MOVES BY the Government to review legislation governing trade union representation rights and to ban victimisation against those joining trade unions appear to have been put on hold.
The measures were key provisions of the social partnership deal agreed between the Government, employers and trade unions in September 2008.
However the Department of Enterprise, Trade and Innovation said yesterday that work was not under way on these commitments and that its priority was focused on three separate pieces of legislation in the employment area which were being finalised.
It said that a significant amount of work had been carried out on these pieces of legislation.
The department also said a discussion forum on these commitments was effectively suspended when the social partnership process broke down at the end of last year. However, it said the commitments contained in the social partnership deal had not been forgotten.
In an answer to a written parliamentary question tabled by Labour’s Jan O’Sullivan on Wednesday, Minister of State for Labour Affairs Dara Calleary said that the Towards 2016 Review and Transitional Agreement 2008–2009 provided for the establishment of a review process to consider the legal and other steps necessary to enable the employee representation mechanisms that had been established under previous agreements – and in legislation – to operate as they had been intended to.

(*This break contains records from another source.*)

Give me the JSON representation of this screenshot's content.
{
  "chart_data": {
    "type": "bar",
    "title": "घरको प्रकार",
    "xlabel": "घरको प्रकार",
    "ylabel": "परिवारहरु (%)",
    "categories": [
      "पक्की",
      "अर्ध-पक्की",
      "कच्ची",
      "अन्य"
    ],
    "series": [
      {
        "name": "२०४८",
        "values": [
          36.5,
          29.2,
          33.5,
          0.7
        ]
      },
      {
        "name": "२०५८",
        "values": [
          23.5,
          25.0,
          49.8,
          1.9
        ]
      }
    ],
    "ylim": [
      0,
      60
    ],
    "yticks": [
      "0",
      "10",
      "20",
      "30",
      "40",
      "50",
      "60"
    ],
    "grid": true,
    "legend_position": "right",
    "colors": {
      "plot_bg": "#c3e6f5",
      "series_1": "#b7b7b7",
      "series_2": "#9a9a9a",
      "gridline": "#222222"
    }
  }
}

He said the agreement also committed the Government to bringing forward legislative proposals to prohibit the victimisation of trade union members and to prohibit the incentivisation of people not to be members of a trade union.
The issue of recognition for collective bargaining purposes has become hugely important for trade unions in recent times following a Supreme Court ruling in 2007 in a case involving Ryanair.
The unions believe that this ruling emasculated compromise legislation drawn up in 2001 and 2004, which gave them limited rights to represent workers in non-unionised companies.
However, in a submission to the review last year, employers’ group Ibec warned that any move by the Government towards a system of mandatory trade union recognition would be unconstitutional and would cost jobs.
The Irish Congress of Trade Unions said yesterday it had written to the Government seeking clarification on the commitments, which it said it viewed as being of crucial importance.